Mean estimating equation approach to analysing cluster-correlated data with nonignorable cluster sizes
1 Business Survey Methods Division, Statistics Canada, Ottawa, Ontario, K1A 0T6, Canada emmanuel.benhin{at}statcan.ca, 2 School of Mathematics and Statistics, Carleton University, Ottawa, Ontario, K1S 5B6, Canada jrao{at}math.carleton.ca, 3 Department of Statistics, University of Auckland, Auckland, New Zealand scott{at}stat.auckland.ac.nz
Most methods for analysing cluster-correlated biological data implicitly assume the ignorability of cluster sizes. When this assumption fails, the resulting inferences may be asymptotically invalid.
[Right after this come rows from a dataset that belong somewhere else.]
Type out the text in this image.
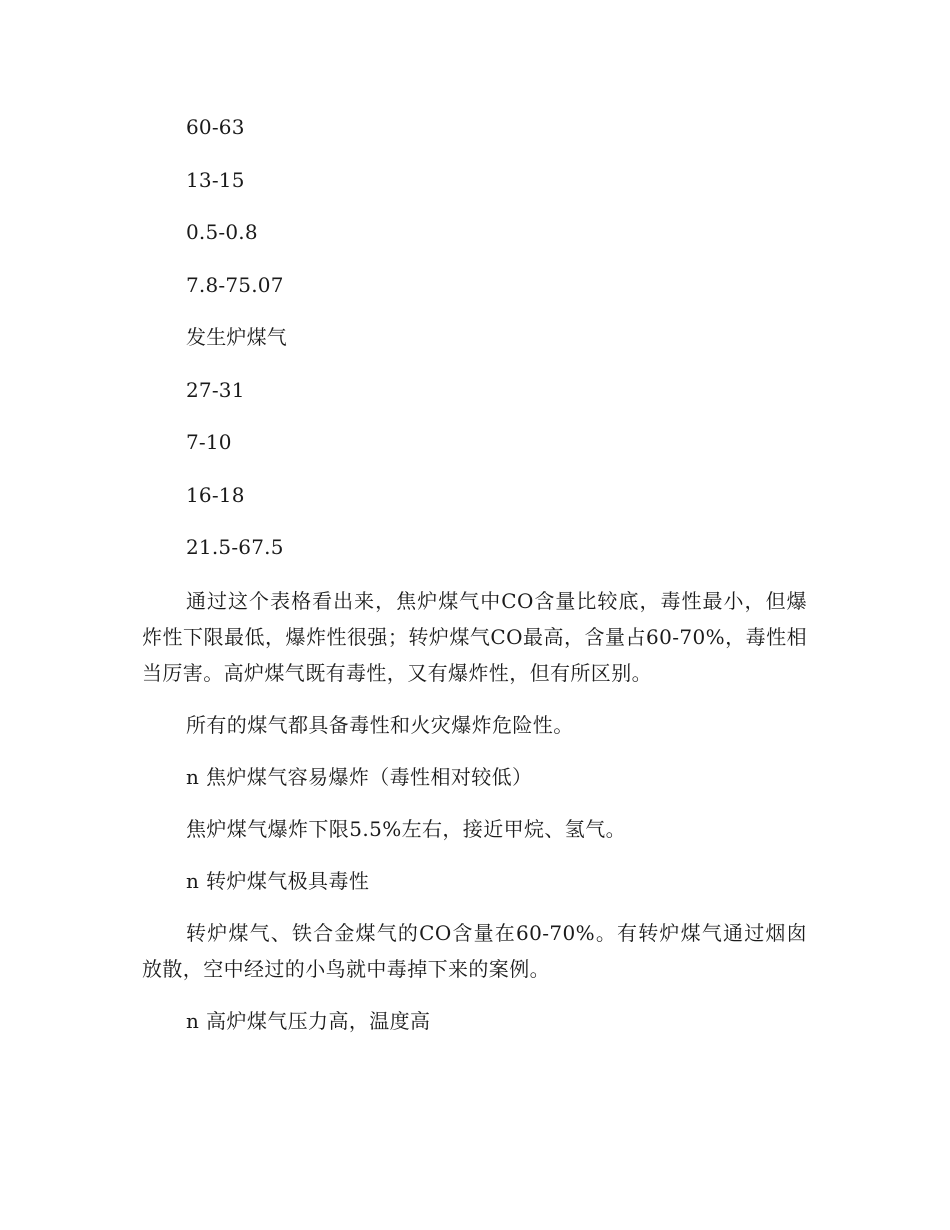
60-63

13-15

0.5-0.8

7.8-75.07

发生炉煤气

27-31

7-10

16-18

21.5-67.5

通过这个表格看出来，焦炉煤气中CO含量比较底，毒性最小，但爆炸性下限最低，爆炸性很强；转炉煤气CO最高，含量占60-70%，毒性相当厉害。高炉煤气既有毒性，又有爆炸性，但有所区别。

所有的煤气都具备毒性和火灾爆炸危险性。

n 焦炉煤气容易爆炸（毒性相对较低）

焦炉煤气爆炸下限5.5%左右，接近甲烷、氢气。

n 转炉煤气极具毒性

转炉煤气、铁合金煤气的CO含量在60-70%。有转炉煤气通过烟囱放散，空中经过的小鸟就中毒掉下来的案例。

n 高炉煤气压力高，温度高
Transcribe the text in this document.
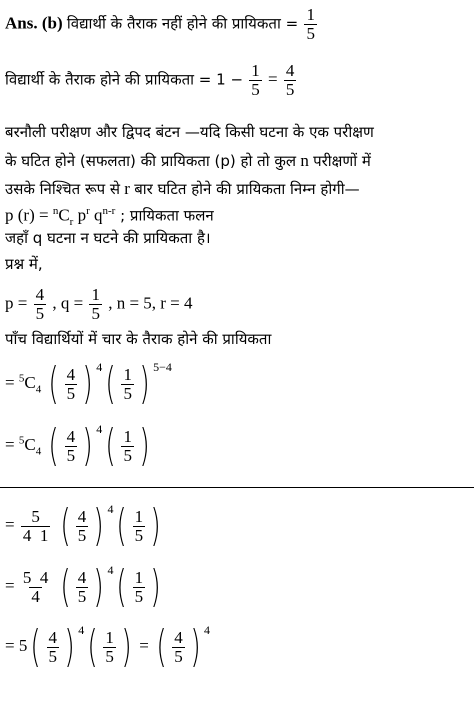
Ans. (b) विद्यार्थी के तैराक नहीं होने की प्रायिकता = $\frac{1}{5}$
विद्यार्थी के तैराक होने की प्रायिकता = $1 - \frac{1}{5} = \frac{4}{5}$
बरनौली परीक्षण और द्विपद बंटन —यदि किसी घटना के एक परीक्षण
के घटित होने (सफलता) की प्रायिकता (p) हो तो कुल n परीक्षणों में
उसके निश्चित रूप से r बार घटित होने की प्रायिकता निम्न होगी—
p $(r) = ^nC_r$ $p^r$ $q^{n-r}$ ; प्रायिकता फलन
जहाँ q घटना न घटने की प्रायिकता है।
प्रश्न में,
$p = \frac{4}{5}$ , $q = \frac{1}{5}$ , n = 5, r = 4
पाँच विद्यार्थियों में चार के तैराक होने की प्रायिकता
= $^5C_4$ ( $\frac{4}{5}$ ) $^4$ ( $\frac{1}{5}$ ) $^{5-4}$
= $^5C_4$ ( $\frac{4}{5}$ ) $^4$ ( $\frac{1}{5}$ )
= $\frac{5}{4 1}$
( $\frac{4}{5}$ ) $^4$ ( $\frac{1}{5}$ )
= $\frac{5 4}{4}$
( $\frac{4}{5}$ ) $^4$ ( $\frac{1}{5}$ )
= 5 ( $\frac{4}{5}$ ) $^4$ ( $\frac{1}{5}$ ) = ( $\frac{4}{5}$ ) $^4$
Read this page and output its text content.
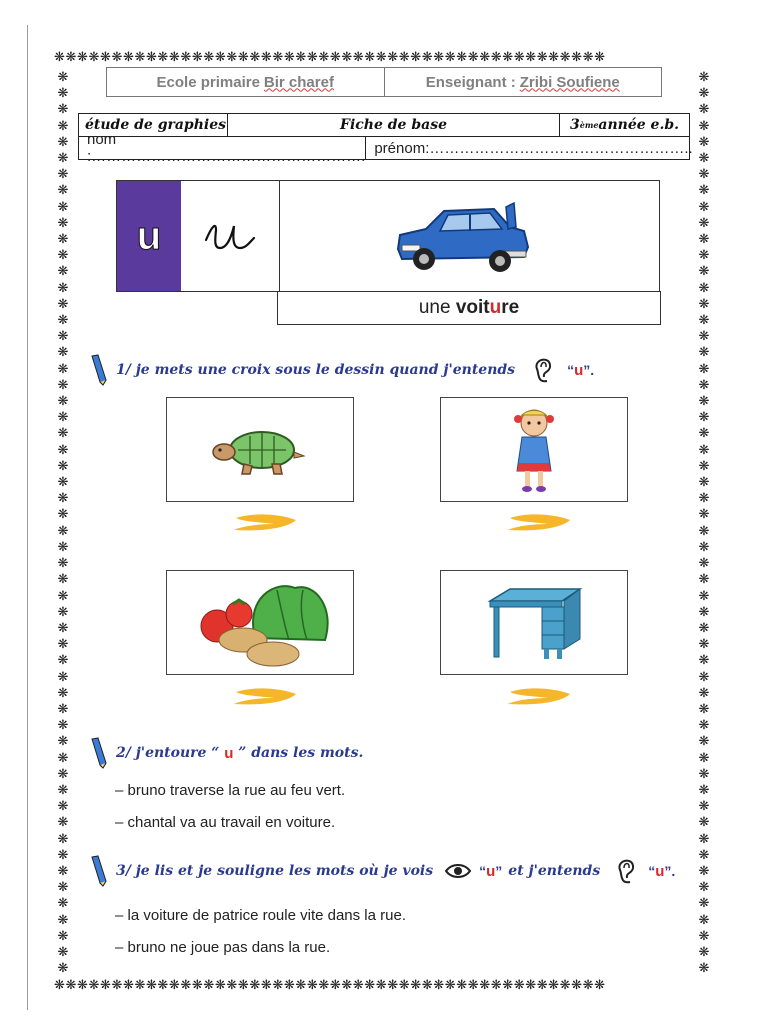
❋❋❋❋❋❋❋❋❋❋❋❋❋❋❋❋❋❋❋❋❋❋❋❋❋❋❋❋❋❋❋❋❋❋❋❋❋❋❋❋❋❋❋❋❋❋❋❋
❋❋❋❋❋❋❋❋❋❋❋❋❋❋❋❋❋❋❋❋❋❋❋❋❋❋❋❋❋❋❋❋❋❋❋❋❋❋❋❋❋❋❋❋❋❋❋❋
❋❋❋❋❋❋❋❋❋❋❋❋❋❋❋❋❋❋❋❋❋❋❋❋❋❋❋❋❋❋❋❋❋❋❋❋❋❋❋❋❋❋❋❋❋❋❋❋❋❋❋❋❋❋❋❋
❋❋❋❋❋❋❋❋❋❋❋❋❋❋❋❋❋❋❋❋❋❋❋❋❋❋❋❋❋❋❋❋❋❋❋❋❋❋❋❋❋❋❋❋❋❋❋❋❋❋❋❋❋❋❋❋
Ecole primaire Bir charef	Enseignant : Zribi Soufiene
étude de graphies	Fiche de base	3 ème année e.b.
nom :………………………………………………. prénom:……………………………………………..
u
une voit u re
1/ je mets une croix sous le dessin quand j'entends	“ u ”.
2/ j'entoure “ u ” dans les mots.
– bruno traverse la rue au feu vert.
– chantal va au travail en voiture.
3/ je lis et je souligne les mots où je vois	“ u ” et j'entends	“ u ”.
– la voiture de patrice roule vite dans la rue.
– bruno ne joue pas dans la rue.
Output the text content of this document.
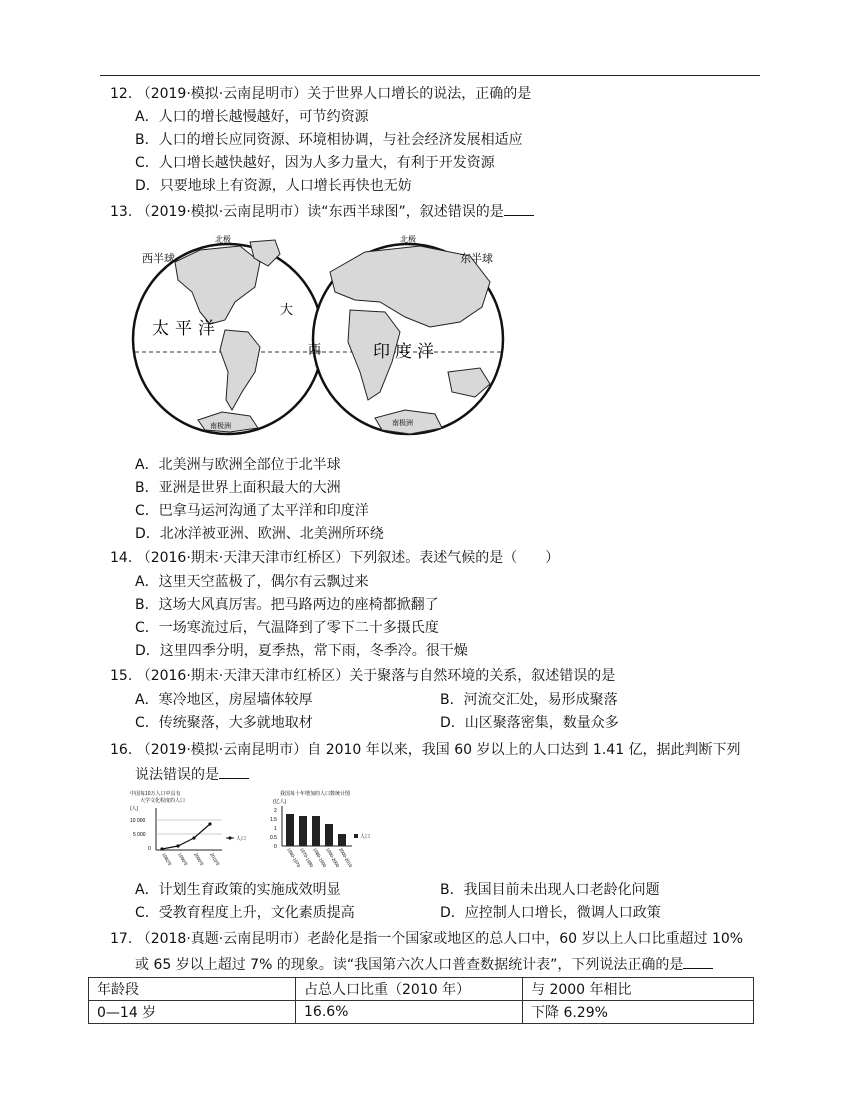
12. （2019·模拟·云南昆明市）关于世界人口增长的说法，正确的是
A．人口的增长越慢越好，可节约资源
B．人口的增长应同资源、环境相协调，与社会经济发展相适应
C．人口增长越快越好，因为人多力量大，有利于开发资源
D．只要地球上有资源，人口增长再快也无妨
13. （2019·模拟·云南昆明市）读“东西半球图”，叙述错误的是
西半球	东半球
北极	北极
太平洋
大
西	印度洋
南极洲	南极洲
A．北美洲与欧洲全部位于北半球
B．亚洲是世界上面积最大的大洲
C．巴拿马运河沟通了太平洋和印度洋
D．北冰洋被亚洲、欧洲、北美洲所环绕
14. （2016·期末·天津天津市红桥区）下列叙述。表述气候的是（　　）
A．这里天空蓝极了，偶尔有云飘过来
B．这场大风真厉害。把马路两边的座椅都掀翻了
C．一场寒流过后，气温降到了零下二十多摄氏度
D．这里四季分明，夏季热，常下雨，冬季冷。很干燥
15. （2016·期末·天津天津市红桥区）关于聚落与自然环境的关系，叙述错误的是
A．寒冷地区，房屋墙体较厚	B．河流交汇处，易形成聚落
C．传统聚落，大多就地取材	D．山区聚落密集，数量众多
16. （2019·模拟·云南昆明市）自 2010 年以来，我国 60 岁以上的人口达到 1.41 亿，据此判断下列
说法错误的是
中国每10万人口中具有
大学文化程度的人口
(人)
10 000
5 000
0
人口
1982年 1990年 2000年 2010年
我国每十年增加的人口数统计图
(亿人)
2
1.5
1
0.5
0
人口
1960-1970
1970-1980
1980-1990
1990-2000
2000-2010
A．计划生育政策的实施成效明显	B．我国目前未出现人口老龄化问题
C．受教育程度上升，文化素质提高	D．应控制人口增长，微调人口政策
17. （2018·真题·云南昆明市）老龄化是指一个国家或地区的总人口中，60 岁以上人口比重超过 10%
或 65 岁以上超过 7% 的现象。读“我国第六次人口普查数据统计表”，下列说法正确的是
年龄段	占总人口比重（2010 年）	与 2000 年相比
0—14 岁	16.6%	下降 6.29%
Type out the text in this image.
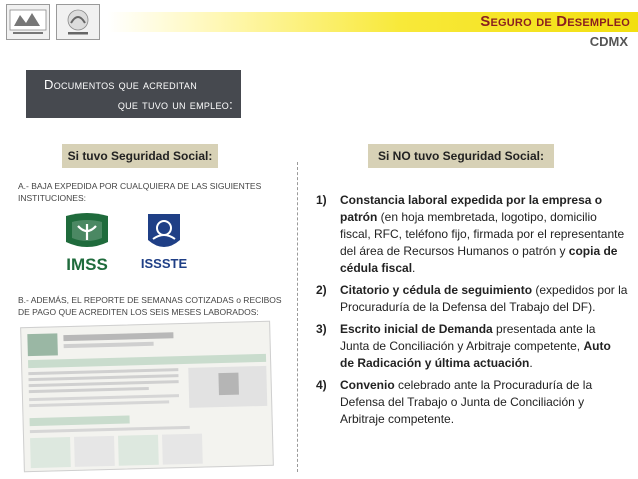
Seguro de Desempleo
CDMX
Documentos que acreditan
que tuvo un empleo:
Si tuvo Seguridad Social:	Si NO tuvo Seguridad Social:
A.- BAJA EXPEDIDA POR CUALQUIERA DE LAS SIGUIENTES INSTITUCIONES:
IMSS	ISSSTE
B.- ADEMÁS, EL REPORTE DE SEMANAS COTIZADAS o RECIBOS DE PAGO QUE ACREDITEN LOS SEIS MESES LABORADOS:
1) Constancia laboral expedida por la empresa o patrón (en hoja membretada, logotipo, domicilio fiscal, RFC, teléfono fijo, firmada por el representante del área de Recursos Humanos o patrón y copia de cédula fiscal.
2) Citatorio y cédula de seguimiento (expedidos por la Procuraduría de la Defensa del Trabajo del DF).
3) Escrito inicial de Demanda presentada ante la Junta de Conciliación y Arbitraje competente, Auto de Radicación y última actuación.
4) Convenio celebrado ante la Procuraduría de la Defensa del Trabajo o Junta de Conciliación y Arbitraje competente.
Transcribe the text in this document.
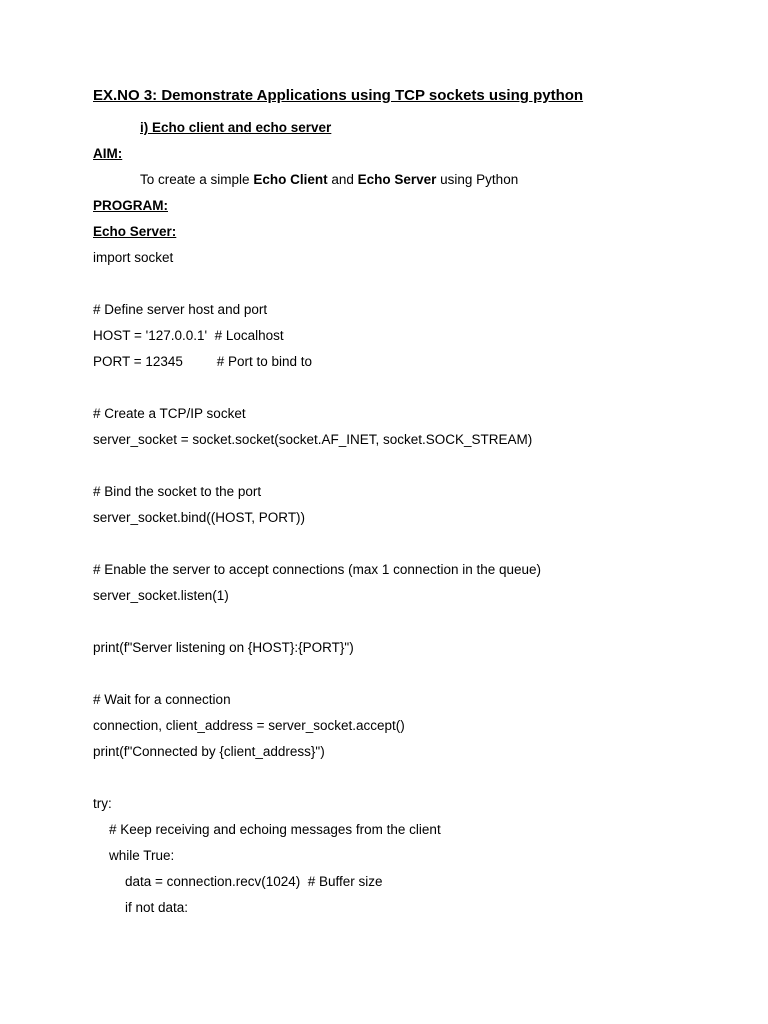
EX.NO 3: Demonstrate Applications using TCP sockets using python

i) Echo client and echo server
AIM:
To create a simple Echo Client and Echo Server using Python
PROGRAM:
Echo Server:
import socket
# Define server host and port
HOST = '127.0.0.1'  # Localhost
PORT = 12345         # Port to bind to
# Create a TCP/IP socket
server_socket = socket.socket(socket.AF_INET, socket.SOCK_STREAM)
# Bind the socket to the port
server_socket.bind((HOST, PORT))
# Enable the server to accept connections (max 1 connection in the queue)
server_socket.listen(1)
print(f"Server listening on {HOST}:{PORT}")
# Wait for a connection
connection, client_address = server_socket.accept()
print(f"Connected by {client_address}")
try:
# Keep receiving and echoing messages from the client
while True:
data = connection.recv(1024)  # Buffer size
if not data:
Hoffman et al. (2001) proposed a simple but computationally intensive method, based on a large number of within-cluster resamples and associated separate estimating equations, that leads to asymptotically valid inferences whether the cluster sizes are ignorable or not. We study a simple method, based on a single inverse cluster size-weighted estimating equation, that avoids resampling and yet leads to asymptotically valid inferences. Simulation results are presented to assess the performance of the proposed method. We also propose Wald tests for ignorability of cluster sizes.
Key Words: Generalised estimating equation; Logistic regression; Repeated subsampling; Wald test
Received September 2002. Revised November 2004.